Outer space. It contains endless mysteries and possibilities. While we have much to explore, here are a few of the strange things found in outer space so far…
A World of Diamond
With double the diameter and more than eight times the mass of Earth, 55 Cancri e is a glimmering giant. Scientists believe the planet to be comprised primarily of carbon. If they’re right, the planet’s blistering interior temperatures (over 3000 degrees Fahrenheit!) and punishing pressure would churn that carbon into diamond. With a world of dazzling riches, who needs water?
A Raspberry Delight
Sagittarius B2 is a massive molecular cloud in the Milky Way. Aside from having a mass three million times that of the Sun, the cloud contains ethyl formate, a fragrant gas found in raspberries and rum. Delicious!
Ice on Fire
While it has nothing to do with George R. R. Martin, Gliese 436 b is interesting in its own right, and definitely worthy of a place in our list of strange things found in outer space. The exoplanet is about the size of Neptune and sustains a sizzling 440 degrees Celsius. It’s so ridiculously hot that its water doesn’t turn to steam; the H2O molecules form clumps to become ice – and not the kind you want to press against a swollen ankle.
Our Potential Future
Next door to the icy hot Gliese 436 b is the also icy hot Gliese 581 c. Astronomers believe this planet may be our next home. Gliese 581 c doesn’t rotate like other planets, so one side is burning hot while the other sits frozen in darkness. Somewhere in the middle is a tiny strip of habitable land. Would you live there?
Electric Black Holes
Every few billion light years or so, you’ll run into horrifying electric currents crackling out of a black hole. Astronomers have even discovered one larger than our entire galaxy.

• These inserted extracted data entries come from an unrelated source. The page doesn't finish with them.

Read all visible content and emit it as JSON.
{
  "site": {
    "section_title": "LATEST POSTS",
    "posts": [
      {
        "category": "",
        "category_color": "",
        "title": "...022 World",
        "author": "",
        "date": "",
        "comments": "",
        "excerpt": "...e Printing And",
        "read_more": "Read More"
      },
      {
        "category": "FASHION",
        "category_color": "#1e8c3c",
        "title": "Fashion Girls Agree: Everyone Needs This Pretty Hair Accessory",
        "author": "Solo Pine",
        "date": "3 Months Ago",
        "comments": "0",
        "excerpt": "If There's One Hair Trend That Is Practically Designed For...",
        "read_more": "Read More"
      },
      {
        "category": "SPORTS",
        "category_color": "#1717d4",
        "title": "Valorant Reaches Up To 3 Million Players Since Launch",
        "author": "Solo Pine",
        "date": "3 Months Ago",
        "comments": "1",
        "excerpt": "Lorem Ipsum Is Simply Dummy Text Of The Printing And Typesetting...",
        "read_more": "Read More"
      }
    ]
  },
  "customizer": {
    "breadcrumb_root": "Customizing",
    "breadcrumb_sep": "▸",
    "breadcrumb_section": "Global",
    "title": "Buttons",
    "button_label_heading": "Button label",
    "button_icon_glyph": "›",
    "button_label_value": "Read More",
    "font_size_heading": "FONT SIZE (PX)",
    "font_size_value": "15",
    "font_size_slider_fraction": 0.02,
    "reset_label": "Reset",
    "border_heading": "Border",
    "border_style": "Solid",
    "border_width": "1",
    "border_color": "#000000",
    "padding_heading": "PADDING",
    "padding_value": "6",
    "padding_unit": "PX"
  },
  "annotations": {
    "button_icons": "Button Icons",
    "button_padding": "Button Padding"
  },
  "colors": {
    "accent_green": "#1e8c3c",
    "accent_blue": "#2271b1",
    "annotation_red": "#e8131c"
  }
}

In June 2012, NASA spacecraft snapped a shot of three craters aligned to look like the head of Mickey Mouse. In reality, the image is actually flipped.
Invisible to telescopes, dark matter (and dark energy) make up most of the matter in the universe. The stuff we see only accounts for about 5 percent. Due to its strange nature, astrophysicists can make guesses about dark matter by observing its effects on visible matter.
While none have actually been found, evidence points to the existence of white holes. The opposite of a black hole, a white hole theoretically allows matter and light to pass through it and may hold the key to time travel.